Over the first quarter of this year, digital health startups raised $1.1 billion across 77 deals, according to venture data platform PitchBook’s Q1 2024 Digital Health Report. That’s in line with activity from the past three quarters, where funding activity has stabilized at around $1 billion over 80 deals per quarter, the report said.
The flat levels of funding have been paired with relatively few companies managing an IPO or other exit, though PitchBook healthcare analyst Aaron DeGagne predicted that more will try to join the public markets next year.
“No one really wants to go first, they want to probably wait for other peers to go out,” DeGagne told Endpoints News. “Some may be a little more desperate, ones that maybe have more pressure from their investors to go public. And then if those are successful, that could kind of start the funnel.”
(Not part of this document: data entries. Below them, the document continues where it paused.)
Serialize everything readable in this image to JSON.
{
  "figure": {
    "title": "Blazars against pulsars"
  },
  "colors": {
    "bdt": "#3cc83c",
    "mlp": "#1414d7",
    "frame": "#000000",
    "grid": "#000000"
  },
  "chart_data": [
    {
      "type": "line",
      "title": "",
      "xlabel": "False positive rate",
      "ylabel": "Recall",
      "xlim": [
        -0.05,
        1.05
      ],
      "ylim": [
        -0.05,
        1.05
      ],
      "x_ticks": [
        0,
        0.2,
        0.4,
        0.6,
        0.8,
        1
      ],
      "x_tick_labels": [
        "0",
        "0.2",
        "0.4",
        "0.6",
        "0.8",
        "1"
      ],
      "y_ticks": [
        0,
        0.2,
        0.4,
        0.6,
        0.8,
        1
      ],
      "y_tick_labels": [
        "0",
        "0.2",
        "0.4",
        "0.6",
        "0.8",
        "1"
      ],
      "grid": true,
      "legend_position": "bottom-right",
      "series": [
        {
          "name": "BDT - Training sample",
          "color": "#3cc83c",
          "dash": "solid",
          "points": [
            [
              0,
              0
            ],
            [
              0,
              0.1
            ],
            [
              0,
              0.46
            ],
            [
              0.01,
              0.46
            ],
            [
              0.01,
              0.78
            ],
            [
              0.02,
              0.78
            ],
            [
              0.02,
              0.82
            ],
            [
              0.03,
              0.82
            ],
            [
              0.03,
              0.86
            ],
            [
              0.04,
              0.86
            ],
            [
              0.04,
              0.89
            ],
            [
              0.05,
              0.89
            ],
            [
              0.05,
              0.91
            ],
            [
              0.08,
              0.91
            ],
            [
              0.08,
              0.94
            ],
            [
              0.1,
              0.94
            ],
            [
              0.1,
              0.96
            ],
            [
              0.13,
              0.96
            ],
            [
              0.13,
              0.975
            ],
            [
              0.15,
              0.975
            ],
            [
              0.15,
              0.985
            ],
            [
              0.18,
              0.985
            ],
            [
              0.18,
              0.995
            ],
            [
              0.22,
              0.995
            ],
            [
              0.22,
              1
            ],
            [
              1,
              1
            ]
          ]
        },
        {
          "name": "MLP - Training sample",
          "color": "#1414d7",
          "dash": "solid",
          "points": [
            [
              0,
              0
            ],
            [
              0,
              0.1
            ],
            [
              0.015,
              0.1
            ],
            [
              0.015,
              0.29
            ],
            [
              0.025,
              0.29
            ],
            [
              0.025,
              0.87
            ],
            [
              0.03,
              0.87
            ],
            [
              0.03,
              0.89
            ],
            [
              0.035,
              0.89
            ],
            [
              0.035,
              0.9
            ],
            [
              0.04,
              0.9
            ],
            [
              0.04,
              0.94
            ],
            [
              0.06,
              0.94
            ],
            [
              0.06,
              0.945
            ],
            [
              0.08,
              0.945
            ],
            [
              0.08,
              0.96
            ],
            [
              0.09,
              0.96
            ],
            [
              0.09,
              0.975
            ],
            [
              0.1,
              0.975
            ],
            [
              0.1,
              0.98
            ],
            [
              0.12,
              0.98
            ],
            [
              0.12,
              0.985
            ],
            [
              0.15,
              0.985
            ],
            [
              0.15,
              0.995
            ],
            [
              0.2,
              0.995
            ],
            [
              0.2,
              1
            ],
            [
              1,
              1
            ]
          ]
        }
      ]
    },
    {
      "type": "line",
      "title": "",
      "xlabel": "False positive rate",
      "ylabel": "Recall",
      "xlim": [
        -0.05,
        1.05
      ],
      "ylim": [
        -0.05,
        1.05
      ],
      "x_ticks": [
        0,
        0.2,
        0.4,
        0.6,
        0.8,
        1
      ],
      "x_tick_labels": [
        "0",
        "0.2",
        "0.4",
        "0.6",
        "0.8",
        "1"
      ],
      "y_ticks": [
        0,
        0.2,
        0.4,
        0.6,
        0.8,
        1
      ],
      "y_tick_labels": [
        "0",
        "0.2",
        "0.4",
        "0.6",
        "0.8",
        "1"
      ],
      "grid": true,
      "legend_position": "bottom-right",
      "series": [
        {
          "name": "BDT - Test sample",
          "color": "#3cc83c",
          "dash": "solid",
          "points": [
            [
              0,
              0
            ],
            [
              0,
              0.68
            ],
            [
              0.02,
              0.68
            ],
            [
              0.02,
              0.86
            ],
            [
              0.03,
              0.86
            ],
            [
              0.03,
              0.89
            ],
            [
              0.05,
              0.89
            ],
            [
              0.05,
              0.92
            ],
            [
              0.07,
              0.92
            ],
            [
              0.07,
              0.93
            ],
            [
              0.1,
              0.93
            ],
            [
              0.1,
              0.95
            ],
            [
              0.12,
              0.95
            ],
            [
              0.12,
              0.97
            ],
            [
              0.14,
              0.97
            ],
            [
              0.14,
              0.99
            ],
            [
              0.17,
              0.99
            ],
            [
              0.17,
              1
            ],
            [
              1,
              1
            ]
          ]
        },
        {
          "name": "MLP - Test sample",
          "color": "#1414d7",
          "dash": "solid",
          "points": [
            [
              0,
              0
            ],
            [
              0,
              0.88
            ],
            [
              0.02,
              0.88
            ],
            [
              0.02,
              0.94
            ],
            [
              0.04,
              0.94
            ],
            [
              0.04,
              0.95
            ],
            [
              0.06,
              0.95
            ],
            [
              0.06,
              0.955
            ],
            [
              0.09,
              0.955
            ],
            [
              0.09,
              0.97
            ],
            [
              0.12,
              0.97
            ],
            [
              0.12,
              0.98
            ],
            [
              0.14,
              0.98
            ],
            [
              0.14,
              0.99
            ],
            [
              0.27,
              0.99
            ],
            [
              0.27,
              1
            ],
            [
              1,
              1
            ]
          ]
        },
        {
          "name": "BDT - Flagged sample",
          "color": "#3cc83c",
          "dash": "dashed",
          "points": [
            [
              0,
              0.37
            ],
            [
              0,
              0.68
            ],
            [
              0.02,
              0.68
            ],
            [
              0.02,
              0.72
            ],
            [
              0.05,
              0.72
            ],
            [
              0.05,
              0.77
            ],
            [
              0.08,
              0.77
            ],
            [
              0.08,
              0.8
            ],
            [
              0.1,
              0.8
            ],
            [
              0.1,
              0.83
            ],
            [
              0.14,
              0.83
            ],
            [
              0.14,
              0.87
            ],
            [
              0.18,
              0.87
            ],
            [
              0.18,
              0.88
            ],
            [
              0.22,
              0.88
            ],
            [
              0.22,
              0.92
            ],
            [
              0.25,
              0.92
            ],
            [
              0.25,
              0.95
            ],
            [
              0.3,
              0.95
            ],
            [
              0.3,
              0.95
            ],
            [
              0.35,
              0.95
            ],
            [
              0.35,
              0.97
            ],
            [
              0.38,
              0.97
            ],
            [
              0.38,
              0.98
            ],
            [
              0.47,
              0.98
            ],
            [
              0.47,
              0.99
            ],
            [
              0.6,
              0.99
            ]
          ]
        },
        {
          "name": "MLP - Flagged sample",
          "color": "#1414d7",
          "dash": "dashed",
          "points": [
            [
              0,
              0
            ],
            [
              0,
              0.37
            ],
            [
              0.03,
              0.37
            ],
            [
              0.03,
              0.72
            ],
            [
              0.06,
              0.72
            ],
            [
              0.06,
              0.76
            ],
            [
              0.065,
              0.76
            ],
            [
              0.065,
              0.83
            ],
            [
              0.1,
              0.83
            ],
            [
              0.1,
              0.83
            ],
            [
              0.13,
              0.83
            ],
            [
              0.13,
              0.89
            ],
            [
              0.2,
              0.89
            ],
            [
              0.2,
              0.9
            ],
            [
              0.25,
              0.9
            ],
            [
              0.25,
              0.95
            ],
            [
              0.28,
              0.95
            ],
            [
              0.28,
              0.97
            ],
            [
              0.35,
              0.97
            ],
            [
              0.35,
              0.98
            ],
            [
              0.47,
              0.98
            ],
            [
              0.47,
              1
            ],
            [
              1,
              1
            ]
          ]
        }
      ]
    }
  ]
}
Over the past quarter, digital health has seen certain areas go private or exit the markets almost completely. Digital therapeutics no longer has any publicly traded companies after Akili cut half its staff and went private in a merger. Telehealth was hit hard too after Walmart Health and UnitedHealth’s Optum Virtual Care shut down their services.
Instead, PitchBook highlighted mental health chatbots and care search platforms as two areas it’s bullish on. Though there currently isn’t a way to get reimbursed by insurers for such technology, chatbots are a great way to reach underserved patients in mental health stuck on long waitlists for human therapists.
In addition, care search platforms, such as ZocDoc, Headway and SonderMind, could take off as major search engines faced with competition from other search technologies like ChatGPT may partner with them, the report said.